The following information is available in respect of the year ending 31 December 2014.

(i) Each Rocket requires 3.0 kg of XEG.

(ii) Each kilogram of XEG costs $45.

(iii) The labour cost of manufacturing a ‘Rocket’ is estimated at $30 per unit.

(iv) Variable overheads are estimated to be $28 per unit.

(v) Incremental fixed costs relating to the ‘Rocket’ are estimated to be $20.5 million.
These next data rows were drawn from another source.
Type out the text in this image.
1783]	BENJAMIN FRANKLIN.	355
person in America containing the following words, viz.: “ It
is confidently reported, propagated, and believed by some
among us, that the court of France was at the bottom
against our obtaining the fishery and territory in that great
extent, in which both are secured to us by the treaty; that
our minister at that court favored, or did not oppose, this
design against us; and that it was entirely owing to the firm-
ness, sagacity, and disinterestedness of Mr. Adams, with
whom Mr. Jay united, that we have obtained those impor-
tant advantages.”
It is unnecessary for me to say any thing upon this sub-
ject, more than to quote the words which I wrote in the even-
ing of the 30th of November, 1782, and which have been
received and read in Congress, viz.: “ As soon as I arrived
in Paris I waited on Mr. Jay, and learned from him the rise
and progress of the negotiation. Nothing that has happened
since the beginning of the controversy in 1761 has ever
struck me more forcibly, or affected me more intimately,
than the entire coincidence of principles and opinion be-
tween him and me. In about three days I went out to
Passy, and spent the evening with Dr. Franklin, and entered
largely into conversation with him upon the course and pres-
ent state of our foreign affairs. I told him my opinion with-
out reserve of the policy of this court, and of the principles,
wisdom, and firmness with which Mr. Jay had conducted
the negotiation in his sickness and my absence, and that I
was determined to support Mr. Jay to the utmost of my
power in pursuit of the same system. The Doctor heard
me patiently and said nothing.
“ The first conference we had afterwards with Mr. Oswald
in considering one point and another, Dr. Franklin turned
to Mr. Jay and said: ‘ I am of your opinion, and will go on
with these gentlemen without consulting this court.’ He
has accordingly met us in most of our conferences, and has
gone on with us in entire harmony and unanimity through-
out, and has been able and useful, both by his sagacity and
(vi) The marketing director has estimated that a selling price of $500 per Rocket, an annual sale
volume of 400,000 units would be achieved. He has further estimated that an increase/decrease
in price of $25 would cause quantity demanded to decrease/increase by 25,000 units. He has
provided you with the following formulae:

Price function: Pq = P0 – bq

Total revenue (TR) function: = P0q – bq2

Marginal revenue (MR) function: = P0 -2bq

Where

P0 = price at zero units of demand

Pq = Price at q units of demand

b = price: demand relationship

q = units of demand.

Required:

(a) Calculate the profit maximizing output level for sales of the ‘Rocket’ and the profit that would
arise from those sales during the period ending 31 December 2015.

(17 marks)
Marginal Cost = (3.0kg * $45) = $135

Labour Cost = $30

Variable Overhead = $28

Marginal Cost = $193 per unit

Step 1: Determine the value for b

Change in price/ Change in Demand = $25/25,000 units

B = 0.001

Step 2: Determine the Value of A (above this price nothing will sell)
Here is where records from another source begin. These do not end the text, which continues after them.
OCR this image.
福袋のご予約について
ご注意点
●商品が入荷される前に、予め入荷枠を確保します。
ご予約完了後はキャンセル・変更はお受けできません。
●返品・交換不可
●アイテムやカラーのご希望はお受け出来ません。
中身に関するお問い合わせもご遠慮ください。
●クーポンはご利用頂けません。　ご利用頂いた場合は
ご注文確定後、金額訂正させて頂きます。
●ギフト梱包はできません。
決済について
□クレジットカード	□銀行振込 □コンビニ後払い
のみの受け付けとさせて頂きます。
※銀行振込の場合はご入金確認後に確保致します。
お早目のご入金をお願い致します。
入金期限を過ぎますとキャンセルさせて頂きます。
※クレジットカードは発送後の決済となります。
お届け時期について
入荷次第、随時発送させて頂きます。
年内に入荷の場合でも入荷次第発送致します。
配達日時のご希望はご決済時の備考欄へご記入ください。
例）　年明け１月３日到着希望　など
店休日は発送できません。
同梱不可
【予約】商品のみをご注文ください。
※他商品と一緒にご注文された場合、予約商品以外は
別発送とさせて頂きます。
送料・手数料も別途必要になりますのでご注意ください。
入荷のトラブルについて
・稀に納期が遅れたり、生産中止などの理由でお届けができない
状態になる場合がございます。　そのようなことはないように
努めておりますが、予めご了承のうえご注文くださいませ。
$500 = a-(0.001 * 400,000units)

$500 = a – 400

$500 + 400 = 900

a = 900

Step 3:

Marginal Cost = Marginal Revenue

$193 = 900 – (2*0.001*Q)

$193 = 900 – 0.002Q

900 – 193 = 707 = 0.002Q

707/0.002 = 0.002Q/0.002

Q = 353,500 units

Step 4:

Demand Equation = P = 900 – 0.001Q (Price Function Formula)

P = 900 – 0.001 (353,500)

P = 900 – 353.5

P = $546.5

Contribution Margin = $546.5 - $193 = $353.5

353,500 * $353.5 = 124,962,250 - $20,500,000 = $104,462,250


(b) Explain the ways in which each of the following may affect the pricing strategies that the
management of Tahiti plc might adopt with the ‘Rocket’.